EU membership 'clearly positive' for Poland: anniversary report
Poland's first year as a member of the European Union was 'clearly positive' for the country, which has benefited notably from a better international reputation and stronger economy, a government report said Wednesday.
"We end our first year in the European Union on a clearly positive note," Prime Minister Marek Belka told reporters at a press conference where the report was officially presented.
"Although the situation did not improve everywhere, I challenge you to show me an area in which it deteriorated" since Poland joined the EU on May 1 last year, he said.
The report points to the growth of foreign direct investment which last year amounted to nearly 7.9 billion dollars (6.04 billion euros) in 2004, an increase of 23 percent compared with 2003 and the highest inflow over the last four years.
Exports from Poland to other EU member states grew by 35 percent between May and December last year compared with the same period in 2003.
Poland received 1.45 billion euros more in EU funds than the new member state paid into EU coffers.
"Agriculture benefited to the tune of 7.5 billion zlotys (1.8 billion euros)" from the EU, Belka said.
The most pessimistic of scenarios warned of by EU-naysayers before Poland joined the union -- massive bankruptcies among Polish small- and medium-sized businesses, produce from other EU countries flooding the market, foreigners buying up property in Poland, and a mass exodus of Polish workers in search of jobs elsewhere in the union -- did not materialise, said the report.

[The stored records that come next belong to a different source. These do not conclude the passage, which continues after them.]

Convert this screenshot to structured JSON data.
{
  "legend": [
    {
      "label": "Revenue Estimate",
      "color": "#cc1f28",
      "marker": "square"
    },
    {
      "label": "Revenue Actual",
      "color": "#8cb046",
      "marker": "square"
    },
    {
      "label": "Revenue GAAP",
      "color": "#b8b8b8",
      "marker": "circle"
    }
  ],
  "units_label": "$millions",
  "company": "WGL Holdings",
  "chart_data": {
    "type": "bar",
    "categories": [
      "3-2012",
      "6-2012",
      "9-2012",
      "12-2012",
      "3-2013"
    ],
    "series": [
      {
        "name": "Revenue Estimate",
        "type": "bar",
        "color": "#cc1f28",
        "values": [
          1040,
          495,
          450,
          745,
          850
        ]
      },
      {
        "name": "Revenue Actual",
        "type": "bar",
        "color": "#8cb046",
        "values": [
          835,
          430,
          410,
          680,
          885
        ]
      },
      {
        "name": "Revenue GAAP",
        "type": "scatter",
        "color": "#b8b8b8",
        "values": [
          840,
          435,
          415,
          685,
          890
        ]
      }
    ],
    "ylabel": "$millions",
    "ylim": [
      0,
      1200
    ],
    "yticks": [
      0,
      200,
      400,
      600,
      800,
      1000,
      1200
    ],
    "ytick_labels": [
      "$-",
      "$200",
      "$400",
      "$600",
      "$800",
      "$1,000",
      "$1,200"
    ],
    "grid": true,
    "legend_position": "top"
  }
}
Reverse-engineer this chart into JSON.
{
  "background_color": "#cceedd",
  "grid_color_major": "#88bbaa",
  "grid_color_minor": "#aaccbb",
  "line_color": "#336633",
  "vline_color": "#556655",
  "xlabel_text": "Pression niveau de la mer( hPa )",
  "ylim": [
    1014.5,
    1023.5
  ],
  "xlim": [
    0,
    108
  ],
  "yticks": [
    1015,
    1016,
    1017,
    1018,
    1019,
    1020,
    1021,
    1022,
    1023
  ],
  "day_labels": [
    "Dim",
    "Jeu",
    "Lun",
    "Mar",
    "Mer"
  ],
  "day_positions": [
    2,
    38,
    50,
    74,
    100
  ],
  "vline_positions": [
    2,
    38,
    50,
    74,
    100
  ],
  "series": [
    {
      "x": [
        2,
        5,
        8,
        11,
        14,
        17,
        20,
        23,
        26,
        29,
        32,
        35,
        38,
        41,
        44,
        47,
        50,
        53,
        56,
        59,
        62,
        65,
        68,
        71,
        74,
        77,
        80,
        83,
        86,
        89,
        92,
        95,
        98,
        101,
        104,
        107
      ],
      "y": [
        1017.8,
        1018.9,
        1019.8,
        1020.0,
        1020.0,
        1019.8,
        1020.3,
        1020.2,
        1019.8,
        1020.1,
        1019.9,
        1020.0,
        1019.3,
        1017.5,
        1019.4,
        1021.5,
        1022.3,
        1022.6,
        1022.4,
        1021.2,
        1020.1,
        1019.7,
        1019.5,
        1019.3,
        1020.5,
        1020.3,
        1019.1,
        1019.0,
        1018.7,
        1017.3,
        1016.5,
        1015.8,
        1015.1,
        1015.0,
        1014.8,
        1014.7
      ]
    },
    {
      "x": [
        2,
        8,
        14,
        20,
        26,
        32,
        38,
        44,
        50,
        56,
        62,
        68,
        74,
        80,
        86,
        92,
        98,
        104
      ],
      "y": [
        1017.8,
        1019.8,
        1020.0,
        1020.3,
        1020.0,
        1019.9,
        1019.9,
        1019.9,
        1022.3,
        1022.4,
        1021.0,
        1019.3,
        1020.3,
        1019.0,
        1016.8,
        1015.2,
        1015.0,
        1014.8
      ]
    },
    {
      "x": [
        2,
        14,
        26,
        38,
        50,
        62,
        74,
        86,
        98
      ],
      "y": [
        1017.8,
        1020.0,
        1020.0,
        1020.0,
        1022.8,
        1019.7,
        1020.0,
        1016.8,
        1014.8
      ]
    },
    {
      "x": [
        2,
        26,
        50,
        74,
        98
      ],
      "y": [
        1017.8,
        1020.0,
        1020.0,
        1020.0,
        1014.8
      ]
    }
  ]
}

As a result "social mood and perception of the European Union and our membership therein have changed. The fears have sometimes given way to conviction of enhanced opportunities," said the report.
"For example, Polish SMEs, after the experiences of the first months of our presence in the union, mostly support membership, seeing it as providing development opportunities.
"The largest growth in support for accession was noted in farming and food production sectors where it went up from 20 percent to over 70 percent in just a few months," said the report, noting that "the incomes of persons making livings out of farming or trade in food produce went up".
In terms of Poland's growing importance on the international political scene, the report noted that Poland helped make "the European Union more open to Ukraine" and that Warsaw has had an "impact on the decision-making process, shaping of policies and legal acts of the European Union."
Poland "exerted significant influence on the course of the discussion on the shape of... the Union's budget for the years 2007 - 2013, whose biggest beneficiary should be Poland," it said.